Researchers at Aston University in the UK have developed a new procedure to convert mixed domestic organic waste into a surfacing material for roads and pavements.

The new process was developed by academicians of the university’s European Bioenergy Research Institute (EBRI) and the Aston Institute of Materials Research (AIMR). It uses decomposed food, paper and plastic to create a product similar to bitumen, which is commonly used in road surfacing works.

If adopted, the bio-bitumen material is expected to become a cheaper and greener alternative compared to current road surfacing components, which are procured by extracting crude oil.

Bio-bitumen is prepared using a process called pyrolysis, where organic waste is heated to around 500°C in a reactor under the absence of oxygen.

“The adoption of bio-bitumen is also expected to reduce the usage of asphalt, which is a key source of carbon emissions during road construction.”

The process decomposes the materials into substances that are used in the production of bio-fuels.

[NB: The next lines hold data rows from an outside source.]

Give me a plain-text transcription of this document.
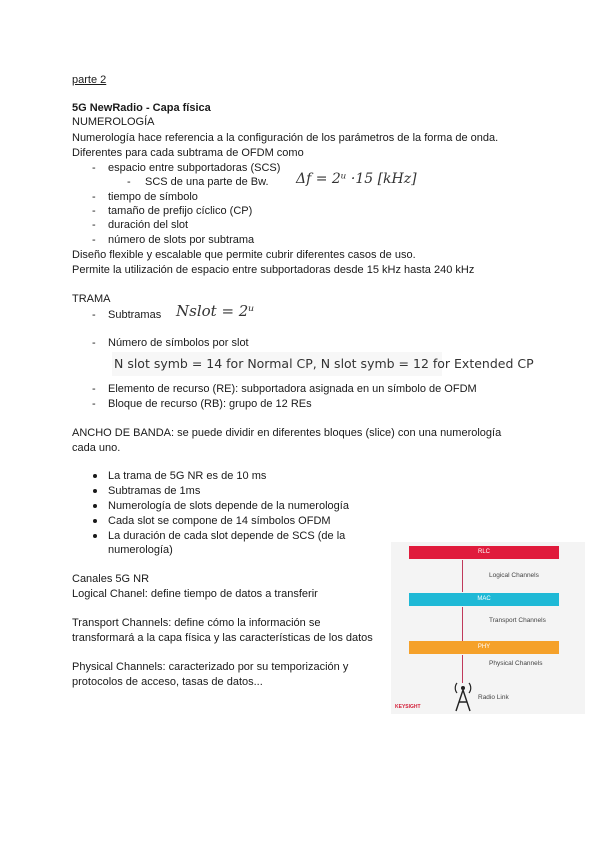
parte 2
5G NewRadio - Capa física
NUMEROLOGÍA
Numerología hace referencia a la configuración de los parámetros de la forma de onda.
Diferentes para cada subtrama de OFDM como
- espacio entre subportadoras (SCS)
- SCS de una parte de Bw. Δf = 2ᵘ ·15 [kHz]
- tiempo de símbolo
- tamaño de prefijo cíclico (CP)
- duración del slot
- número de slots por subtrama
Diseño flexible y escalable que permite cubrir diferentes casos de uso.
Permite la utilización de espacio entre subportadoras desde 15 kHz hasta 240 kHz
TRAMA
- Subtramas Nslot = 2ᵘ
- Número de símbolos por slot
N slot symb = 14 for Normal CP, N slot symb = 12 for Extended CP
- Elemento de recurso (RE): subportadora asignada en un símbolo de OFDM
- Bloque de recurso (RB): grupo de 12 REs
ANCHO DE BANDA: se puede dividir en diferentes bloques (slice) con una numerología
cada uno.
La trama de 5G NR es de 10 ms
Subtramas de 1ms
Numerología de slots depende de la numerología
Cada slot se compone de 14 símbolos OFDM
La duración de cada slot depende de SCS (de la
numerología)
Canales 5G NR
Logical Chanel: define tiempo de datos a transferir
Transport Channels: define cómo la información se
transformará a la capa física y las características de los datos
Physical Channels: caracterizado por su temporización y
protocolos de acceso, tasas de datos...
RLC
Logical Channels
MAC
Transport Channels
PHY
Physical Channels
Radio Link
KEYSIGHT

Scientists were able to change the characteristics of the products to create a substance with qualities similar to bitumen by altering processing parameters such as temperature, processing time and product collection strategy.

It is claimed that the new material will utilise four times more ‘waste fraction’ compared to other plastic road projects currently being tested by multiple UK councils.

The adoption of bio-bitumen is also expected to reduce the usage of asphalt, which is a key source of carbon emissions during road construction.

EBRI researcher in biomass pyrolysis and study author Dr Yang Yang said: “If the product is largely produced and widely applied, we would have a better way to convert our waste, including non-biodegradable plastic waste, into a high-value construction material, instead of current disposal practices such as landfill and incineration, both of which are harmful to the environment.”

Further research and funding of the new material must be carried out in order to achieve the material’s commercialisation at a large scale.